Karena tidak ada sesuatu yang dianggap benar oleh semua orang.
Karena tidak ada sesuatu yang dianggap benar oleh semua orang.
“Benar” di sini bukan dalam konteks kebenaran yang dalam bahasa Arabnya disebut sebagai al haq. Namun lebih dalam konteks “ketepatan bertindak di mata orang”, atau tindakan “yang menyenangkan semua orang”. Tidak ada perbuatan yang bisa menyenangkan semua orang.
Semua orang punya perspektifnya sendiri-sendiri. Memiliki cara
pandang dan cara menilai yang berbeda. Maka ketika memberikan penilaian
atas sebuah keadaan atau tindakan, bisa berbeda-beda pula hasilnya.
Namun jangan karena alasan itu lalu kita tidak mau mendengar masukan
dan nasihat orang lain. Sesungguhnyalah kemampuan dan pengetahuan semua
manusia sangat terbatas. Tidak ada manusia yang sempurna dan terbebas
dari kekurangan. Oleh karena itu, kita selalu memerlukan pendapat dan
pemikiran orang lain, dalam rangka menguatkan, memperkaya atau
mendapatkan ide baru yang kita perlukan. Maka dengarkanlah pendapat,
masukan, nasihat, usulan, arahan dari orang lain. Itu semua akan
memberikan manfaat bagi anda.
Jangan dibuat bingung jika pendapat, masukan, usulan yang anda terima
sangat beragam dan berbeda-beda. Bahkan kadang berlawanan satu dengan
lainnya.
Yang kita perlukan kemudian adalah kemampuan memilih. Ya, kita harus
memilih masukan, pendapat, usulan atau nasihat yang sangat beragam tadi.
Karena kadang tidak mungkin menggunakan semua, apabila masukan yang
anda terima saling berlawanan satu dengan yang lainnya.
Misalnya, anda dihadapkan kepada pilihan pekerjaan.

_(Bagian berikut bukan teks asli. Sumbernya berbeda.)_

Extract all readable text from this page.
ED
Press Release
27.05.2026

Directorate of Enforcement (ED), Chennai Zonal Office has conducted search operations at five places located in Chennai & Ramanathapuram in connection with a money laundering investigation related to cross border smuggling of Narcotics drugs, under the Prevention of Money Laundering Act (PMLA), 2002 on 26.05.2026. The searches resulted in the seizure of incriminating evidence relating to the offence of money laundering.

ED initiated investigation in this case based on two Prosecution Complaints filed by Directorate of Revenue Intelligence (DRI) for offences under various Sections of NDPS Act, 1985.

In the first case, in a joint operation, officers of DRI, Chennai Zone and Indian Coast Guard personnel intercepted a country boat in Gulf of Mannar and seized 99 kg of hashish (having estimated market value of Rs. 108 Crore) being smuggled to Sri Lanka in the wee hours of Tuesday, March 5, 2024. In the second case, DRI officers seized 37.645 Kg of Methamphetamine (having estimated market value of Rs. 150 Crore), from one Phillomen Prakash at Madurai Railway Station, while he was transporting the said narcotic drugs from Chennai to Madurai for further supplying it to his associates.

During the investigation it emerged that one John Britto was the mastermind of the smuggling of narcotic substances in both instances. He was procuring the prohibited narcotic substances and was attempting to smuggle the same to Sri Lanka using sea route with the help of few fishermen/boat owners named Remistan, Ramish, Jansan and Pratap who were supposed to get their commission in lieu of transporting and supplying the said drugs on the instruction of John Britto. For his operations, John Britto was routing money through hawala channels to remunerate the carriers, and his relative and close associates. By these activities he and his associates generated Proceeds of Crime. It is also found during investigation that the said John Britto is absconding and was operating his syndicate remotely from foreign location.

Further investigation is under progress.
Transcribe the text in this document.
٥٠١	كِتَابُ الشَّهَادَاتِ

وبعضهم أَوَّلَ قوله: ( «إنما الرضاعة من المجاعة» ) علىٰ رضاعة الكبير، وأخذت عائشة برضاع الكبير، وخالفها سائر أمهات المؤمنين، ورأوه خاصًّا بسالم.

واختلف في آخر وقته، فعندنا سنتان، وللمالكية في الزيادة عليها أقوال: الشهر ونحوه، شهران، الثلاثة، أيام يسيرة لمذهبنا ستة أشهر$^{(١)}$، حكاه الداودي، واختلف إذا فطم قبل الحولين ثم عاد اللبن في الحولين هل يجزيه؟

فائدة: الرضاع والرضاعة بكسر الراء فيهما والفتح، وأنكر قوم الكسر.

Ada dua instansi
yang menerima lamaran anda, dan anda harus memilih salah satu. Anda
bimbang, karena keduanya sangat anda inginkan. Maka anda bertanya dan
meminta masukan dari orang-orang yang anda percaya.
“Kamu pilih saja instansi A, karena gajinya lebih tinggi. Jangan pilih
B, karena di situ gajinya lebih rendah”, kata seorang teman.
“Kamu pilih saja instansi B, karena waktunya lebih longgar sehingga
kamu bisa melakukan hal yang lain. Kalau kamu pilih A, waktu kamu habis
untuk kerja. Kamu tidak memiliki waktu yang cukup untuk mengerjakan
berbagai hal lainnya”, kata teman pula.
“Menurutku, sebaiknya kamu tidak terima keduanya. Lebih baik kamu
daftar lagi di lembaga C, di sana lebih cocok dengan potensimu”, kata
teman yang lain lagi.
Bukankah anda tidak perlu bingung dengan banyaknya pendapat dan
masukan seperti ini ? Anda hanya perlu kemampuan untuk memilih, dari
sekian banyak masukan dan nasihat, pilih yang paling kuat alasannya,
masuk akal bagi anda, dan sesuai dengan kecenderungan jiwa anda.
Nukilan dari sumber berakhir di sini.